The experimental approach used to estimate the number of TC synapses from confocal bouton volume. (A) Confocal image showing VGluT2 immunolabeling in layer 4Cβ. (B) Higher magnification of the bouton outlined by the white square in A showing the horseshoe shape that matches the distribution of vesicles in F. (C) Example 3D-EM block, obtained using the FIB/SEM, from a separate sample of tissue than that shown in A, B. (D) 3D reconstruction of a large single bouton in layer 4Cβ with multiple asymmetric synapses (blue, arrows). Mitochondria are observed inside the terminal, appearing as tubular shapes pseudocolored light red within the transparent axon terminal. (E) Positive correlation between bouton volume (excluding the volume occupied by mitochondria) and the number of synapses established by each bouton, determined from 3D reconstruction of 64 boutons in layer 4Cβ from serial EM images (Number synapses = 1.01*Volume + 1.18; r = 0.80). (F) Electron micrograph of a VGluT2-ir bouton (pseudocolored with green) establishing multiple asymmetric synapses (arrows). Mitochondria marked with m. (G) Overlapping distributions of areas of single VGluT2-ir boutons acquired with TEM (green) and areas of cross-sections of “putative TC terminals” selected by their size from 3D-EM blocks (red). (H) Presynaptic areas (bouton areas) of VGluT2-ir (green) and non-VGluT2-ir (black) terminals in both 4Cα and 4Cβ. Difference in area was significant in both 4Cα (P < 0.001) and 4Cβ (P < 0.001), Student’s t-test. (I) PSD lengths established by VGluT2-ir and non-VGluT2-ir terminals in both 4Cα and 4Cβ. PSDs were significantly longer by about 25% for the VGluT2-ir terminals in both 4Cα (P < 0.01) and 4Cβ (P < 0.01), Student’s t-test. (J) Positive correlation between the VGluT2-ir bouton area and the number of synapses measured from 2D-EM single images (Number synapses = 0.74*Area + 0.73; r = 0.66). Data combined from layers 4Cα and 4Cβ. Scale bars: A, 20 μm; B, 1 μm; C, 5 μm; D, 1 μm; F, 500 nm.

To estimate the number of synapses in the neuropil from 2D-EM images, we used the Size–Frequency Method: N_v = N_a/d (Colonnier and Beaulieu 1985), where N_v is the number of synapses per unit volume, N_a is the number of synaptic profiles per unit area, and d is the average length of synaptic junctions (for a detailed description of the procedure used to estimate the synapses see DeFelipe et al. 1999) (shrinkage: 15%). The 2 major morphological types of cortical synapses, denominated type I and type II by Gray (Gray 1959), or asymmetrical and symmetrical types according to Colonnier (Colonnier 1968; for review see Colonnier 1961; Peters et al. 1991; Peters and Palay 1996), were clearly identified in the cortical tissue analyzed. Synapses were classified as asymmetric if they had a PSD, and synapses with a thin PSD were classified as symmetric. Synaptic profiles were identified as terminals only when they met the following criteria: (1) presence of synaptic vesicles, (2) synaptic cleft, and (3) PSD. The synapses in which the synaptic cleft and associated membrane densities could not be visualized clearly (due to the oblique plane of section) were not included in the quantification. The presence of electron-dense peroxidase reaction end product in a presynaptic axonal bouton forming an asymmetric synapse with its postsynaptic target was assumed to identify a bouton from an LGN afferent (VGluT2-ir).
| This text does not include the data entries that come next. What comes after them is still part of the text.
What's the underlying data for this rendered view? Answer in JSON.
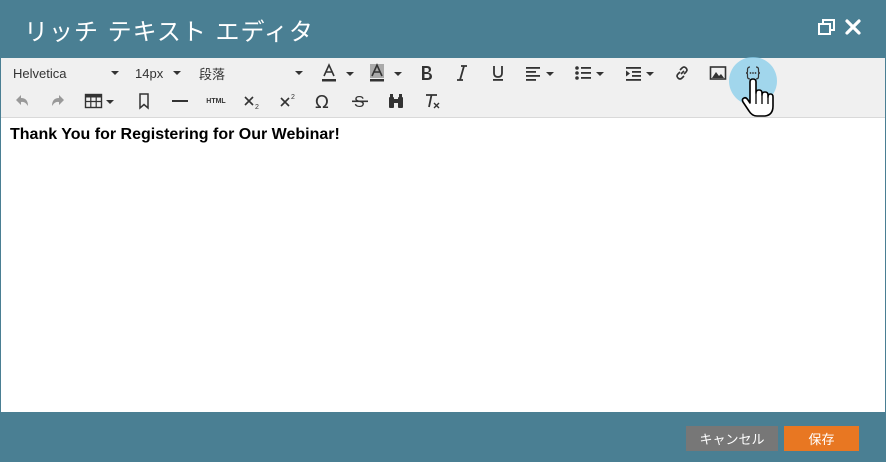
{
  "dialog": {
    "title": "リッチ テキスト エディタ",
    "restore_icon": "restore-window-icon",
    "close_icon": "close-icon"
  },
  "toolbar": {
    "font_family": "Helvetica",
    "font_size": "14px",
    "block_format": "段落",
    "row1_icons": [
      "text-color-icon",
      "background-color-icon",
      "bold-icon",
      "italic-icon",
      "underline-icon",
      "align-left-icon",
      "bullet-list-icon",
      "indent-icon",
      "link-icon",
      "image-icon",
      "insert-token-icon"
    ],
    "row2_icons": [
      "undo-icon",
      "redo-icon",
      "table-icon",
      "bookmark-icon",
      "horizontal-rule-icon",
      "html-icon",
      "subscript-icon",
      "superscript-icon",
      "special-character-icon",
      "strikethrough-icon",
      "find-replace-icon",
      "clear-formatting-icon"
    ],
    "html_label": "HTML"
  },
  "content": {
    "heading": "Thank You for Registering for Our Webinar!"
  },
  "footer": {
    "cancel_label": "キャンセル",
    "save_label": "保存"
  },
  "colors": {
    "header_bg": "#4a7f93",
    "toolbar_bg": "#f0f0f0",
    "cancel_bg": "#777777",
    "save_bg": "#e87722",
    "highlight": "#87ceeb"
  }
}
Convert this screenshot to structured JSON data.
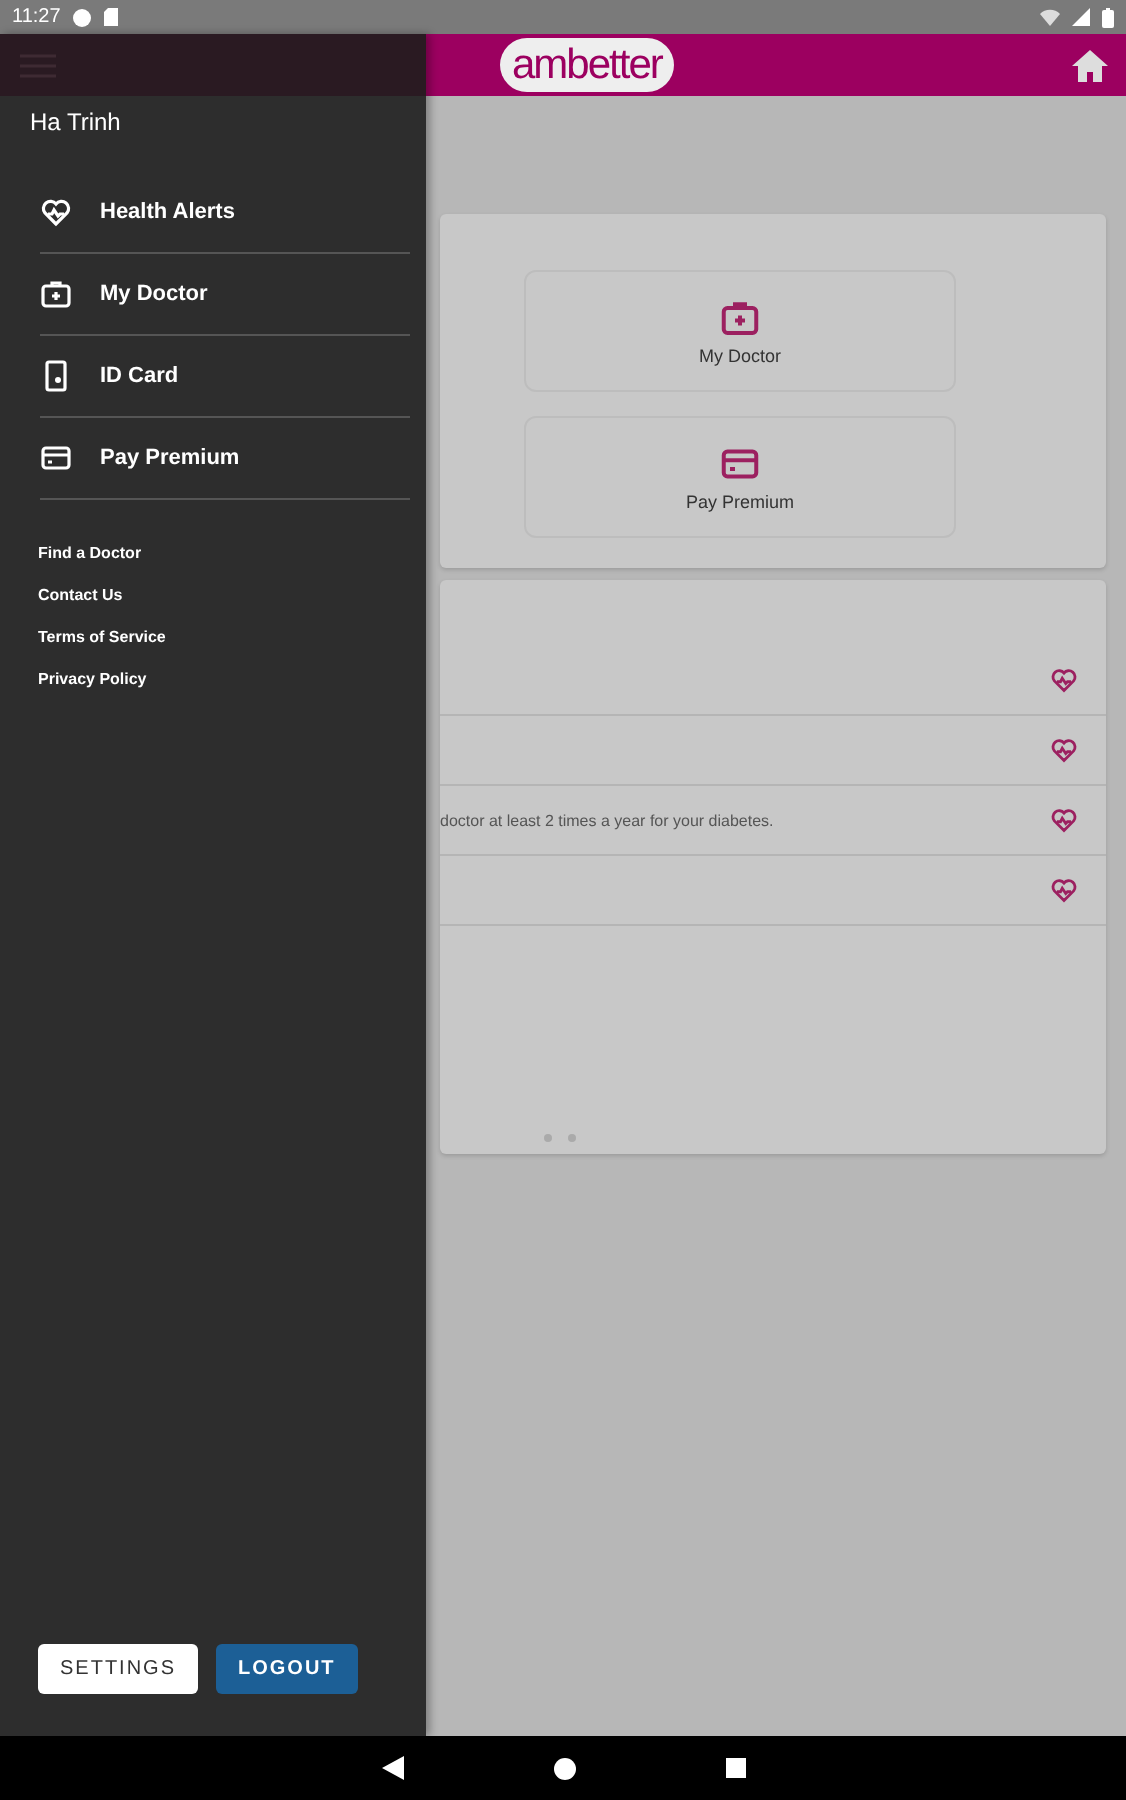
{
  "status_bar": {
    "time": "11:27"
  },
  "app_bar": {
    "logo": "ambetter"
  },
  "tiles": [
    {
      "label": "My Doctor",
      "kind": "bag"
    },
    {
      "label": "Pay Premium",
      "kind": "card"
    }
  ],
  "alerts": [
    {
      "kind": "alert"
    },
    {
      "kind": "alert"
    },
    {
      "kind": "alert",
      "text": "doctor at least 2 times a year for your diabetes."
    },
    {
      "kind": "alert"
    }
  ],
  "drawer": {
    "user_name": "Ha Trinh",
    "items": [
      {
        "label": "Health Alerts",
        "kind": "heart"
      },
      {
        "label": "My Doctor",
        "kind": "bag"
      },
      {
        "label": "ID Card",
        "kind": "id"
      },
      {
        "label": "Pay Premium",
        "kind": "card"
      }
    ],
    "links": [
      "Find a Doctor",
      "Contact Us",
      "Terms of Service",
      "Privacy Policy"
    ],
    "buttons": [
      {
        "label": "SETTINGS",
        "kind": "outline"
      },
      {
        "label": "LOGOUT",
        "kind": "primary"
      }
    ]
  }
}
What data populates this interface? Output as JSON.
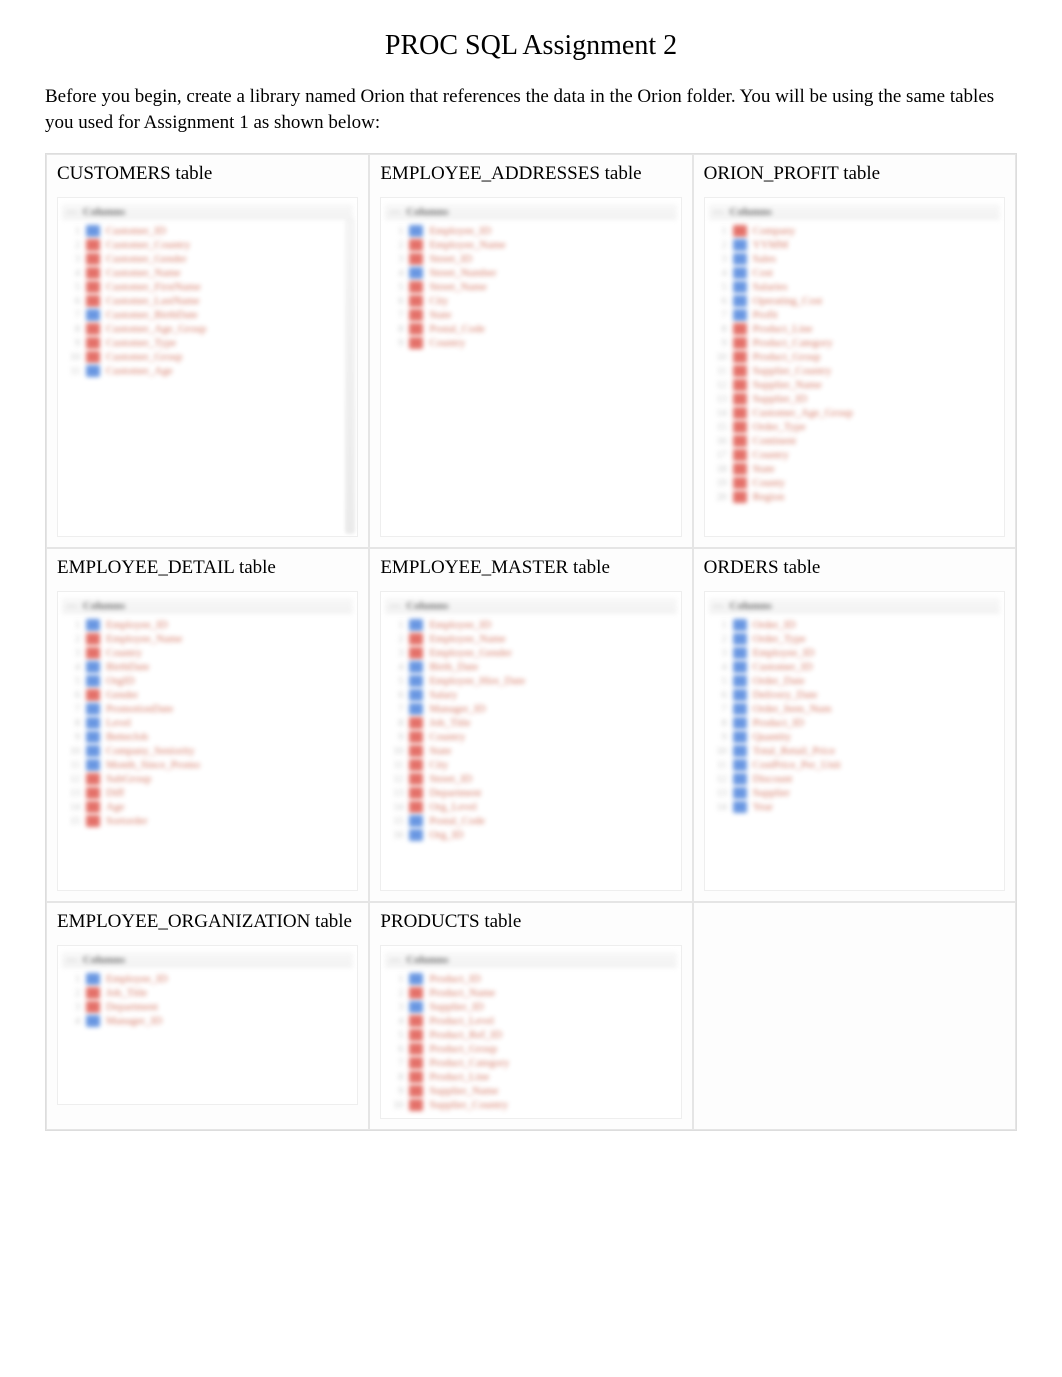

Focused Ion Beam/Scanning Electron Microscope

Three monkeys were selected for the 3D analysis of synapses in layer 4Cα and 4Cβ using the Helios Nanolab DualBeam (FIB/SEM) from FEI (Hillsboro, OR, USA). This microscope utilizes unique DualBeam technology, which combines Focused Ion Beam (FIB) milling and Scanning Electron Microscope (SEM) imaging. The block face is imaged with a scanning electron beam and then the surface is milled; the sequential process of imaging and milling provides serial thin sections of tissue, thereby allowing the visualization and reconstruction of the 3D spatial organization of elements at the ultrastructural level. For the current study we used a thickness of 20 nm, while imaging of the exposed surface was obtained at 1.8 kV acceleration potential using the in-column energy selective backscattered (EsB) electron detector. The aperture size was 30 μm, and the retarding potential of the EsB grid was 1500 V. The imaging and milling processes were repeated in a fully automated way to obtain long series of images that represented a 3D sample of the tissue. Each stack had x,y dimensions of 4096 × 3536 pixels, with an x,y resolution ranging from 2.93 to 3.38 nm/pix, and z dimensions ranging from 160 to 499 images, with a z step size of 20 nm. The original stacks were cropped into nonoverlapping subregions for analysis.

Quantification of Synapses Using ESPina

To select the regions of interest the same correlative light and electron microscopy method was followed as described above. In this way, we unequivocally identified layer 4C by the number and morphology of neurons (high density and small somas, corresponding mainly to the stellate cells of layer 4C). We sampled from the upper and lower parts of layer 4C for layer 4Cα and 4Cβ, respectively, with a minimum of 100 μm between these 2 regions.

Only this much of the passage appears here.